Candy Coburn has been personally managed by the Chief Executive Officer of Triangle Talent Inc., David Snowden, since late 2007. She signed with Creative Artists Agency (CAA) in early 2008 and has enjoyed relationships with many other respected agencies and individuals in the music business. Magda Russell of Right Time Promotion, Public Relations and Digital Media has coordinated Candy's public and online presence since 2006.

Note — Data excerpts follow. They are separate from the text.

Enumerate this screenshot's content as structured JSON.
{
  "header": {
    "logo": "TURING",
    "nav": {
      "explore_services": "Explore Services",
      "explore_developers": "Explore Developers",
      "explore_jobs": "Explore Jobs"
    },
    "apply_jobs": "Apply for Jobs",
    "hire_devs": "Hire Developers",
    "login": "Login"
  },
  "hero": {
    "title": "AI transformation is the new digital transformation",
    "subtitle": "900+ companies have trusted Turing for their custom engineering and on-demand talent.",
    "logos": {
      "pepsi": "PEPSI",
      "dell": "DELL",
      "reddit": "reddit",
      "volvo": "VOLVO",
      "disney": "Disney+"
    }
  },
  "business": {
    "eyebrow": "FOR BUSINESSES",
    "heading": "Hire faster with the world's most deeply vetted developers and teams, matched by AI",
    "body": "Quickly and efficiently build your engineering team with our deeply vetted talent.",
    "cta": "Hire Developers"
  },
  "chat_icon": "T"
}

Candy has taken her tour to stages of all sizes from coast to coast and has shared the stage with many highly recognized artists, including Montgomery Gentry, Blake Shelton, Brooks & Dunn, Josh Turner, Little Big Town, Lady Antebellum, Charlie Daniels Band, Miranda Lambert, Gary Allen, Zac Brown Band, Darius Rucker and Bret Michaels. Coburn has performed in front of more than 40,000 people at the Susan G. Komen Global Race for the Cure on the National Mall in Washington, D.C., in 2009 and 2010. She has also performed for close to 45,000 at the Charlotte Motor Speedway in 2011, and 110,000 at Churchill Downs.

==Business ventures==

As the owner of her own company, Candy Productions, LLC, Coburn has branched out her brand out to include her own music label, Loma Jean Records; two publishing companies, CandyWorks Publishing (BMI) and CandyProductions Publishing (ASCAP); commercial jingle company, C&C Audio Arts; Artist Coaching and Workshops programs; and a new company to be launched at the Summer NAMM Show in Nashville in 2014, Gig Armor.